This being Thursday, it's time for another edition of Thursday Movie Picks, the blogathon run by Wandering Through the Shelves. We're out of October, so no more horror! This time around, the theme is scientists, which sounds like one we might have done before. I came up with three movies, and when I checked to see if I'd used them before, a search of the blog said no I hadn't. However, at least two of the movies I thought I'd written a full-length post on before, and the search didn't find those. It's possible that Google's search (since they own Blogger) is screwing up, but when I did a search with DuckDuckGo, that didn't yield any hits either. One of these days I'm going to have to start getting around to making a database of all the movies I've done full-length posts on. Anyhow, with that in mind, here are the three movies for this week's TMP:
Yellow Jack (1938). You may have heard of Walter Reed, the doctor after whom the big army hospital in the Washington DC area is named. His claim to fame was figuring out that it was mosquitoes that transmitted yellow fever, and eradicated them first from Cuba and then Panama, enabling the construction of the Panama Canal. Lewis Stone plays Reed, with the fictive drama for the movie surrounding a Marine officer played by Robert Montgomery who takes part in the experiments to find the cause of, and cure for, yellow fever.
Green Light (1937).

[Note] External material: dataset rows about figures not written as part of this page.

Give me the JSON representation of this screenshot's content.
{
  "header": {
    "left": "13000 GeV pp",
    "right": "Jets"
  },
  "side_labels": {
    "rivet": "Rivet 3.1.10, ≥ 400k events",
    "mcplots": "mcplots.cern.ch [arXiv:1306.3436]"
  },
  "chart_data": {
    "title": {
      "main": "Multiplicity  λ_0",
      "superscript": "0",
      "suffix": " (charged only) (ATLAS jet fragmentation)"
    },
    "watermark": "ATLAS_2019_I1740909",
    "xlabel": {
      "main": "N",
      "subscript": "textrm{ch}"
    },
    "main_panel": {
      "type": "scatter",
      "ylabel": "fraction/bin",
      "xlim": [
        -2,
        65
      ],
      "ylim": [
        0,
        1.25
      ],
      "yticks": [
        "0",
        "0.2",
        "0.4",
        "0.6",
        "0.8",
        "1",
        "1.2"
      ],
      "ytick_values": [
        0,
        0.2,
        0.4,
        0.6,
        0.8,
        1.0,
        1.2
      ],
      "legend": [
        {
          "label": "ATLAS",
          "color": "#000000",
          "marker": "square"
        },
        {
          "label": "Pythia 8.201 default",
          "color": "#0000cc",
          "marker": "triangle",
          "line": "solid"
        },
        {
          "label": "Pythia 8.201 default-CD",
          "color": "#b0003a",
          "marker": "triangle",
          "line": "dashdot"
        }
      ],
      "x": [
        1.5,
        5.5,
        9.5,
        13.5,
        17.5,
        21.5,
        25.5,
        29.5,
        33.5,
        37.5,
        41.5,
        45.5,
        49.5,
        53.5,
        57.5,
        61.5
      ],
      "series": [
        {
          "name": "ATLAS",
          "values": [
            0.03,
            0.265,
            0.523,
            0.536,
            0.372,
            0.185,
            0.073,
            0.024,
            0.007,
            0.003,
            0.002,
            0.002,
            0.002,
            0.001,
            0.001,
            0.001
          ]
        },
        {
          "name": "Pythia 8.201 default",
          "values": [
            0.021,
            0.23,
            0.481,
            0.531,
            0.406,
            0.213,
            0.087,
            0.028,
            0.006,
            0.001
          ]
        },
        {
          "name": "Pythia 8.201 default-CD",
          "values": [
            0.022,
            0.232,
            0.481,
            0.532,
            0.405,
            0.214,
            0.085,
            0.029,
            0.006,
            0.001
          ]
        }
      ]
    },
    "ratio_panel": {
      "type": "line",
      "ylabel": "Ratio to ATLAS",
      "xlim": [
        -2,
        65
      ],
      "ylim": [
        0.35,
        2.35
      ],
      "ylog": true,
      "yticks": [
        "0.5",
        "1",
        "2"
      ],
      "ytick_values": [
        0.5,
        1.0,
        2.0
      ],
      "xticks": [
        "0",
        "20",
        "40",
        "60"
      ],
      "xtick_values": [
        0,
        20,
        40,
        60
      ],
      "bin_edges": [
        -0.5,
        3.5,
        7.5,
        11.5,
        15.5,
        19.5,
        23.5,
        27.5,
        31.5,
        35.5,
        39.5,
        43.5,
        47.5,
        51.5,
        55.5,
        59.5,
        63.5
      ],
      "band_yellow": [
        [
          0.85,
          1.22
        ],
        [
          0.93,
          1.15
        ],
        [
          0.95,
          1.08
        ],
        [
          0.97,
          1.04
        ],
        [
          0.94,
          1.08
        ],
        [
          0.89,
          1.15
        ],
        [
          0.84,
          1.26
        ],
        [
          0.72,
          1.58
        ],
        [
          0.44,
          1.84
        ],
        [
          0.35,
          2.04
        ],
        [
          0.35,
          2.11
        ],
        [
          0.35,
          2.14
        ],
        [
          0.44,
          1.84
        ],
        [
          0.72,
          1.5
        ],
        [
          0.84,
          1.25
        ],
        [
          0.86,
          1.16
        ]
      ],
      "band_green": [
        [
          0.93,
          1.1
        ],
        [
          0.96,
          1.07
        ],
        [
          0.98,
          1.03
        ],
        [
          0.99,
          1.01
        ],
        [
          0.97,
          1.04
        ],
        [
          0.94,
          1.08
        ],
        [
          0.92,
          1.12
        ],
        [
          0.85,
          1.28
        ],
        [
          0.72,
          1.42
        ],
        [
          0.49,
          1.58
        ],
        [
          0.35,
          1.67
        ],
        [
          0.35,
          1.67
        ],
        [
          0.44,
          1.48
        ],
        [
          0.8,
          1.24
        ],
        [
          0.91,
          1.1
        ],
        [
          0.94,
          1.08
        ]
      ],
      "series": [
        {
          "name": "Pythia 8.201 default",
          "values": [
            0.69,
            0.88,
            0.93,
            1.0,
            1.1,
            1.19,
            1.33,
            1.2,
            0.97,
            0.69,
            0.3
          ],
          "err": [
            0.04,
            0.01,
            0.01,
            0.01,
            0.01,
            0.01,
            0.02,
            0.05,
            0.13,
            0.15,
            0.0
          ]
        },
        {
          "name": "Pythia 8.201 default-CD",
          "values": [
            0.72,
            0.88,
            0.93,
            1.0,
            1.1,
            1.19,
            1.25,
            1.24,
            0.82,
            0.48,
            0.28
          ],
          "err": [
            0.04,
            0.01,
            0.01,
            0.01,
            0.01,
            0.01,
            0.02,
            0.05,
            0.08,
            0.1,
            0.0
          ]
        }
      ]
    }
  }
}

Errol Flynn plays a doctor at a private hospital who takes the fall when his coleague botches a surgery that leaves a patient dead. In order to redeem himself in the eyes of the dead patient's lovely daughter (Anita Louise), Flynn goes off to Montana where an old doctor friend of his (Walter Abel) is researching the cause of Rocky Mountain Spotted Fever. Flynn takes part in the experiments, even though they could kill him since the cure for the disease is not yet known (at least, not at the time the movie was made).
Madame Curie (1943). Greer Garson plays Marie Skłodowska, a Polish physics student who meets Pierre Curie (Walter Pidgeon) and eventually marries him. Together, the two do all sorts of pioneering work in physics, notably isolating the element radium after a lot of research. But Pierre dies tragically while Marie would go on to die of a radiation-induced autoimmune disease.